The NRA opposes this measure, which would allow 72 hours to report a lost or stolen handgun to law enforcement officials, saying it would make criminals out of victims.

But my proposal, which the House defeated, 128-75, would not have affected responsible handgun owners. Homes and vehicles can be burglarized and a handgun stolen. Sometimes, I suppose, someone can lose a gun. The first time that happens is understandable, but two or three times is not a mistake; it points to gun runners and straw purchasers.

My amendment is sensible. If you're a law-abiding handgun owner, why wouldn't you want to report your loss or theft? Who would want his or her handgun in the hands of a criminal or a child who found it?

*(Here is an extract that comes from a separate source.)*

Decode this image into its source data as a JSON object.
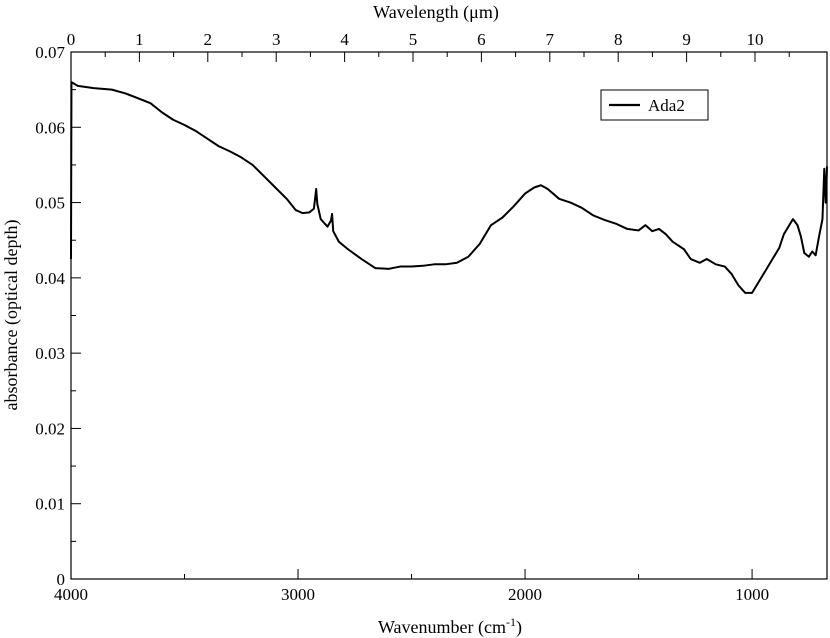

Hunters would not be affected, because the reporting provisions do not include shotguns and rifles. I have met thousands of gun owners and hunters in my life who support commonsense gun responsibility and safety measures. This is not a threat to the right to bear arms unless, of course, you are a criminal.

I fail to understand the NRA's political opposition. As a hunter, I respect the NRA and the abundance of helpful programs it runs, from providing firearm safety training to teaching schoolchildren through its Eddie Eagle program what to do if they find a gun.

So an organization that teaches and supports gun safety opposes one of the most logical gun-safety measures around. The NRA won't even try to reach a middle ground on the issue. Its "no compromise" political stance is simply contrary to its history of promoting gun-safety programs.

It's time for the NRA to adjust to the real world on this issue. Straw purchases happen all the time. Just look at this fact: Pittsburgh police recovered 968 firearms in 2007. Only 80 of them had been reported stolen, and 70 others were registered to the person who was arrested. That means 818 guns were confiscated from criminals or found tossed somewhere and the original owner never reported them lost or stolen. That's just in one year in Pittsburgh.

Criminals are using handguns all over Pennsylvania, in cities big and small. Between 2005 and 2006, robberies with firearms were up 77 percent in Erie, 57 percent in Allentown, and 36 percent in Williamsport. The Uniform Crime Report detailed a 36 percent increase in homicides by firearm throughout Pennsylvania from 2000 to 2006.

We must take definitive steps to reduce gun violence, and that means reducing the easy availability of handguns for criminals. And while I firmly believe that our Constitution grants me the right to bear arms, I know that with that right comes the duty to exercise that right with individual responsibility.